There's no doubt that Magbanua will eventually leave the shoal, giving up on its leadership's ridiculous scheme on its own or forced by the CCG vessels. The PCG had gullibly believed the US assurances that it would escort their vessels through waters the CCG patrols, the latest of which was made August 28 by Samuel Paparo Jr., commander of the US Indo-Pacific Command, after a courtesy call with President Marcos. The next day, though, Pentagon press secretary Maj. Gen. Pat Ryder denied that US ships would escort the PCG but that the US would "provide significant advisory support."

I bet US national security adviser Jake Sullivan — a representative of a lame-duck government — in his meetings August 27-28 with Chinese leader Xi Jinping and foreign affairs minister Wang Yi was given the clear message: "Escort those crazy PCG vessels, and we go to war."

Scarborough

As happened in the Scarborough standoff in 2012 and because of Aquino III's gullibility, Marcos kisses goodbye a claimed territory because of false American promises. The consequences of Marcos Jr.'s foolhardy attempt at physically claiming Escoda could be enormous.

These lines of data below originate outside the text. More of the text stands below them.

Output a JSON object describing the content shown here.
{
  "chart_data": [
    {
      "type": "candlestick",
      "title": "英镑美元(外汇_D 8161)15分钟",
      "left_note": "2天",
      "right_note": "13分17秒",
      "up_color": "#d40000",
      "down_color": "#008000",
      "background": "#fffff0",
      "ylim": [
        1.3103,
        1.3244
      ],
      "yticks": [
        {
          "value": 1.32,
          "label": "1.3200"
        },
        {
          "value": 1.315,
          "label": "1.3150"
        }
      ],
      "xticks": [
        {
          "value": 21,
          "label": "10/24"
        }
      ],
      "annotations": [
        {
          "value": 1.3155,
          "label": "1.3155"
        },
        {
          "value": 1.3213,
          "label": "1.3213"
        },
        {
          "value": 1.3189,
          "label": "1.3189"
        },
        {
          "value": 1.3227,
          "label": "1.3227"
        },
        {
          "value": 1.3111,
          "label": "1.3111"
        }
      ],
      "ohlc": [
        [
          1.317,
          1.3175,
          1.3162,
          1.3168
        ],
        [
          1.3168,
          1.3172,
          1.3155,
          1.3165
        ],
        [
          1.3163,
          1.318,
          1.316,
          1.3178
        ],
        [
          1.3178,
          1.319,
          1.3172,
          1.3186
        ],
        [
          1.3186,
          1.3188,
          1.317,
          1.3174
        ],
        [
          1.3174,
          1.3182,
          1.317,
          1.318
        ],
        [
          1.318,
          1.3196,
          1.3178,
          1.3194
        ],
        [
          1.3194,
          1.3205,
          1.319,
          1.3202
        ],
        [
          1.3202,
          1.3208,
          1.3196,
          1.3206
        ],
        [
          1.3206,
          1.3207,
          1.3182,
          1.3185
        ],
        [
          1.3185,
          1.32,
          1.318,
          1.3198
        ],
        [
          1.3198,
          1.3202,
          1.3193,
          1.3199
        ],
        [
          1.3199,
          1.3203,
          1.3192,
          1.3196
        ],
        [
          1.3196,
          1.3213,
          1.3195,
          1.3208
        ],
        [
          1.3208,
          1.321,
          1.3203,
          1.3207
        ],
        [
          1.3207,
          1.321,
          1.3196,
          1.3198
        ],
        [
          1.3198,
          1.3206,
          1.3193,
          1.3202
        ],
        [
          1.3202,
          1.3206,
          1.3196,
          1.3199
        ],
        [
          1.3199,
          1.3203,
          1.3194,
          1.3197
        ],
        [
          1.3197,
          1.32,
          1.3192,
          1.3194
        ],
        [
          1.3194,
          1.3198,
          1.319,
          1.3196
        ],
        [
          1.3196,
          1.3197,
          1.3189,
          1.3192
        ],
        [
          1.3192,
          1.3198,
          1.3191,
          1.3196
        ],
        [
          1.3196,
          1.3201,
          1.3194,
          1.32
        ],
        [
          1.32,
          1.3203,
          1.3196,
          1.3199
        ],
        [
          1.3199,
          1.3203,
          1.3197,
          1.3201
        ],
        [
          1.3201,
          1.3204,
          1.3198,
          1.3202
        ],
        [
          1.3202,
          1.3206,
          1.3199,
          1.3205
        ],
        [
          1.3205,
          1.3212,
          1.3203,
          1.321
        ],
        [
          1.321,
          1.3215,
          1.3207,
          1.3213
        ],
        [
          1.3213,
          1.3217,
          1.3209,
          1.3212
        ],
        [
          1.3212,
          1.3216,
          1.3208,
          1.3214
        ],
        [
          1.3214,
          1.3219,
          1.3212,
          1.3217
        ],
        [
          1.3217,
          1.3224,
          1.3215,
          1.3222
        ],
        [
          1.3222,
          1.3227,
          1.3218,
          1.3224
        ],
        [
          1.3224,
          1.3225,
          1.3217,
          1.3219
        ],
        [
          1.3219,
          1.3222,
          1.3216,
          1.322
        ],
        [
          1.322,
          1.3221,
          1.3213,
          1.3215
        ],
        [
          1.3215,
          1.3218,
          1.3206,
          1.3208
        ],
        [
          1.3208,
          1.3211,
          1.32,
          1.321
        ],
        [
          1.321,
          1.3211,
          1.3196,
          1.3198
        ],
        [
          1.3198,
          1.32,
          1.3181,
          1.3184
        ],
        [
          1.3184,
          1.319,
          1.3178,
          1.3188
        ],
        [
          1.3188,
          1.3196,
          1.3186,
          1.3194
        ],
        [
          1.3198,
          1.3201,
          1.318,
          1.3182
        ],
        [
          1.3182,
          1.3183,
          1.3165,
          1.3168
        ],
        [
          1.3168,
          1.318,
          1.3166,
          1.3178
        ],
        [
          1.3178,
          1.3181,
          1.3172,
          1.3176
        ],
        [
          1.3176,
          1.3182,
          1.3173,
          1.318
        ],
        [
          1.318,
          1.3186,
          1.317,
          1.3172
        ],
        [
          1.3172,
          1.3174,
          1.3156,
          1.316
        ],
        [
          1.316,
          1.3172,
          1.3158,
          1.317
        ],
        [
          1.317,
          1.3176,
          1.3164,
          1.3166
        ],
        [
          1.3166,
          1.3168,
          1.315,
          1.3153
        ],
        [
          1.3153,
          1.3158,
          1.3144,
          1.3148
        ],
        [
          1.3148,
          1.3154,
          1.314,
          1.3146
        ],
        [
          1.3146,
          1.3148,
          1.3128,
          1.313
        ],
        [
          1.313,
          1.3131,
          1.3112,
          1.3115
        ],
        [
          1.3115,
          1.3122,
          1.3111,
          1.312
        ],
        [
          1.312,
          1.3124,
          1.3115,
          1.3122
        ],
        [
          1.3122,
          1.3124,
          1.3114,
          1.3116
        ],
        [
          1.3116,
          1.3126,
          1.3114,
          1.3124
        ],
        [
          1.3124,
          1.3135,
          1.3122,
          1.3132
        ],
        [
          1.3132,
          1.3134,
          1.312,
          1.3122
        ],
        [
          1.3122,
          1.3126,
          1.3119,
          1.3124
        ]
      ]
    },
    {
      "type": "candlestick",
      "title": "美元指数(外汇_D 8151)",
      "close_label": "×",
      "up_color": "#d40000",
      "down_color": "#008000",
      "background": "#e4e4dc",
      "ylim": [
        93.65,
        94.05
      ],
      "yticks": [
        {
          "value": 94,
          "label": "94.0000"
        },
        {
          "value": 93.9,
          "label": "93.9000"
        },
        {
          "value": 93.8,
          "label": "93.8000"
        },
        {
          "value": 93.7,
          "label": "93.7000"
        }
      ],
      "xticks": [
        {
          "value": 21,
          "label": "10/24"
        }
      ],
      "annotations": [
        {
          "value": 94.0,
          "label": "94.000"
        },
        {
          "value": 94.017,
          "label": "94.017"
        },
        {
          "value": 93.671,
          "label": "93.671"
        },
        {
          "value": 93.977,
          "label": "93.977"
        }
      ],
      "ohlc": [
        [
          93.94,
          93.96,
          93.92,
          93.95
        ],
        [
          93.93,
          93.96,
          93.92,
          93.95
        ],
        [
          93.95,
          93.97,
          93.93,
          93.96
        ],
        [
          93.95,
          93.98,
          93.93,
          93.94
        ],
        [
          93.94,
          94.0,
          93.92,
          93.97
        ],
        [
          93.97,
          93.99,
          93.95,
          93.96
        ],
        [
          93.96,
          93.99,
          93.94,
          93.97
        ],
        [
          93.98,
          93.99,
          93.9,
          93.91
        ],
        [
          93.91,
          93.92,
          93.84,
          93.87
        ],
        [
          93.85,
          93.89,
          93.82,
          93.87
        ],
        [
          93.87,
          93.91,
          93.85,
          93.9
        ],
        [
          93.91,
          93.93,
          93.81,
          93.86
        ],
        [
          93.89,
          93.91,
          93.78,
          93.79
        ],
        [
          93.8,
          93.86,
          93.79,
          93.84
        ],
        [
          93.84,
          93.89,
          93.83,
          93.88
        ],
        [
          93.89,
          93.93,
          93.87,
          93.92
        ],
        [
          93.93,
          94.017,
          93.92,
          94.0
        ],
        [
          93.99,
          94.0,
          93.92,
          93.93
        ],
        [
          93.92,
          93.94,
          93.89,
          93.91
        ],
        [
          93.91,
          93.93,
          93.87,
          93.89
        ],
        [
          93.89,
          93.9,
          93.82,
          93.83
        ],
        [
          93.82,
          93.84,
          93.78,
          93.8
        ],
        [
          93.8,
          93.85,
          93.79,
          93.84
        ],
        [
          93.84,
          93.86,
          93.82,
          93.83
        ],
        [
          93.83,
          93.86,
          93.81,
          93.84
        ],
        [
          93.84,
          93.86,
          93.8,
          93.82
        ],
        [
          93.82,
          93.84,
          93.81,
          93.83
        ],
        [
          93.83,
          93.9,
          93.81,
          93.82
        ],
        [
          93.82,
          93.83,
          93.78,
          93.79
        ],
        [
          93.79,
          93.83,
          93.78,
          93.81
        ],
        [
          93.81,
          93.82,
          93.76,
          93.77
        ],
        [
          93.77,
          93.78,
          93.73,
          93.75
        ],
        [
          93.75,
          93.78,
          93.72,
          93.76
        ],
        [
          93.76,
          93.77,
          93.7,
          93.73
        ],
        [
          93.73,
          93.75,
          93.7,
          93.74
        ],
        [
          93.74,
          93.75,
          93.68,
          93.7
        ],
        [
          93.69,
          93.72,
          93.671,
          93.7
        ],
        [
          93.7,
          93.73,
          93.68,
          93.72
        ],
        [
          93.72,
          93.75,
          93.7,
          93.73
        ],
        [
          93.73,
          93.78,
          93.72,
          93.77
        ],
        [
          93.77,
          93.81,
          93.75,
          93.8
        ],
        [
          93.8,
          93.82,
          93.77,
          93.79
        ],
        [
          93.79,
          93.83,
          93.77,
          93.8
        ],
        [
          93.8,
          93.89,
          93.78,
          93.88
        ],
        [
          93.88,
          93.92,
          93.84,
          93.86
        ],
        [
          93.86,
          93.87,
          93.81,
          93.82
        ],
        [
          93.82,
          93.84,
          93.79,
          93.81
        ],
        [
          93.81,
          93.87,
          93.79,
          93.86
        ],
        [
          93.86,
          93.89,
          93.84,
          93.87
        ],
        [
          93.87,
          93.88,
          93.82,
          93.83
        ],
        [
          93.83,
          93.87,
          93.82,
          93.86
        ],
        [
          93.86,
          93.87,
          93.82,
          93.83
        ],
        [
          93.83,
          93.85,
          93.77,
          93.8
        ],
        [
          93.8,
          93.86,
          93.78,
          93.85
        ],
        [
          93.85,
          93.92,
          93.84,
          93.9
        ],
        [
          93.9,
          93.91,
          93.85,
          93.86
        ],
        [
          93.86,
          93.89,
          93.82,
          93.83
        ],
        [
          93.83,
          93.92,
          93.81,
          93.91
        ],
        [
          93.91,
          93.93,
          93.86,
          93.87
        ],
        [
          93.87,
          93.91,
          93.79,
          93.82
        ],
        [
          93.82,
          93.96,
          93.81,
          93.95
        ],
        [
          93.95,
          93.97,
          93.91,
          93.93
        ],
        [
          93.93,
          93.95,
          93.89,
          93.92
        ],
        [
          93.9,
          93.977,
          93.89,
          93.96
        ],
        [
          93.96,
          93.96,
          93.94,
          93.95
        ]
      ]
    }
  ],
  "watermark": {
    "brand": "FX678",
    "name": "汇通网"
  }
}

China's geopolitical tactic has been to escalate its response after being threatened. Right after the Aquino 3rd government filed its arbitration suit against China in 2012, which, among others, it asked the tribunal to declare the reefs it occupies as illegally held, it went on an unprecedented reclamation work to turn these reefs into artificial islands with full-blown military installations. That significantly projected its military might from its mainland's coast a thousand kilometers away to the very center of Southeast Asia into the heart of the South China Sea. International resistance to this move was muted because Chiana claimed it was only responding to a threat, even if only at the level of lawfare.

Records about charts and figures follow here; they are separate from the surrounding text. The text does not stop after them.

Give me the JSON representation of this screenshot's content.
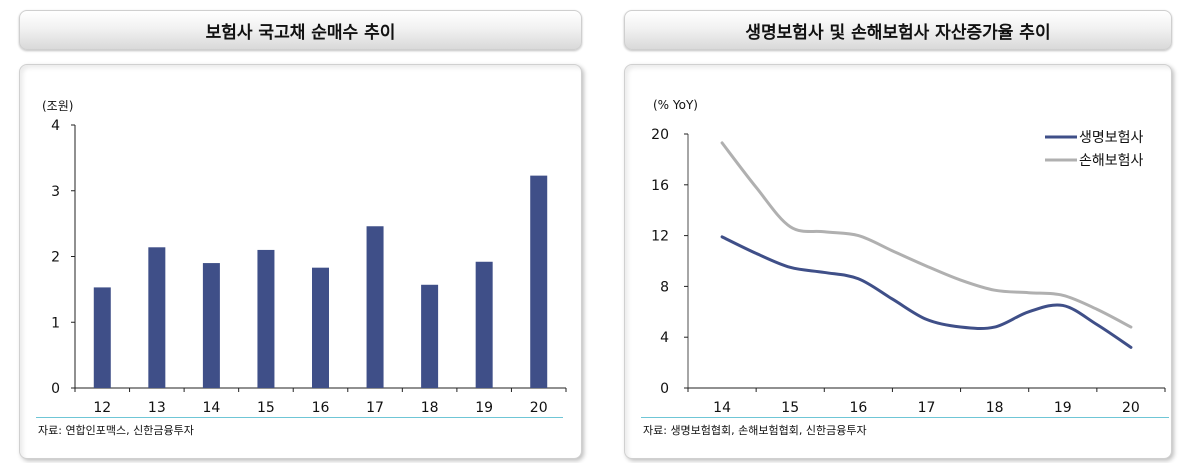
{
  "left": {
    "title": "보험사 국고채 순매수 추이",
    "unit": "(조원)",
    "source": "자료: 연합인포맥스, 신한금융투자",
    "bar_color": "#3f4f88"
  },
  "right": {
    "title": "생명보험사 및 손해보험사 자산증가율 추이",
    "unit": "(% YoY)",
    "source": "자료: 생명보험협회, 손해보험협회, 신한금융투자",
    "legend": [
      {
        "label": "생명보험사",
        "color": "#3f4f88"
      },
      {
        "label": "손해보험사",
        "color": "#b0b0b0"
      }
    ]
  },
  "chart_data": [
    {
      "type": "bar",
      "title": "보험사 국고채 순매수 추이",
      "xlabel": "",
      "ylabel": "(조원)",
      "categories": [
        "12",
        "13",
        "14",
        "15",
        "16",
        "17",
        "18",
        "19",
        "20"
      ],
      "values": [
        1.53,
        2.14,
        1.9,
        2.1,
        1.83,
        2.46,
        1.57,
        1.92,
        3.23
      ],
      "ylim": [
        0,
        4
      ],
      "yticks": [
        0,
        1,
        2,
        3,
        4
      ],
      "grid": false,
      "legend": null
    },
    {
      "type": "line",
      "title": "생명보험사 및 손해보험사 자산증가율 추이",
      "xlabel": "",
      "ylabel": "(% YoY)",
      "categories": [
        "14",
        "15",
        "16",
        "17",
        "18",
        "19",
        "20"
      ],
      "x": [
        14.0,
        14.5,
        15.0,
        15.5,
        16.0,
        16.5,
        17.0,
        17.5,
        18.0,
        18.5,
        19.0,
        19.5,
        20.0
      ],
      "series": [
        {
          "name": "생명보험사",
          "values": [
            11.9,
            10.6,
            9.5,
            9.1,
            8.6,
            7.0,
            5.4,
            4.8,
            4.8,
            6.0,
            6.5,
            5.0,
            3.2
          ]
        },
        {
          "name": "손해보험사",
          "values": [
            19.3,
            15.8,
            12.7,
            12.3,
            12.0,
            10.8,
            9.6,
            8.5,
            7.7,
            7.5,
            7.3,
            6.2,
            4.8
          ]
        }
      ],
      "ylim": [
        0,
        20
      ],
      "yticks": [
        0,
        4,
        8,
        12,
        16,
        20
      ],
      "grid": false,
      "legend_position": "top-right"
    }
  ]
}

China could undertake massive reclamation on Escoda Shoal to build an artificial island with military fortifications, on the justification that the Philippines has attempted to occupy the area, which would complement the US base (under the Enhanced Defense Cooperation Agreement) in Balabac island just 200 kilometers away and the Antonio Bautista Air Base in Puerto Princesa, just 245 km away, both in Palawan.

The bungling of this administration seems boundless, and as in the case of Aquino III, blunders affect even the global geopolitical situation.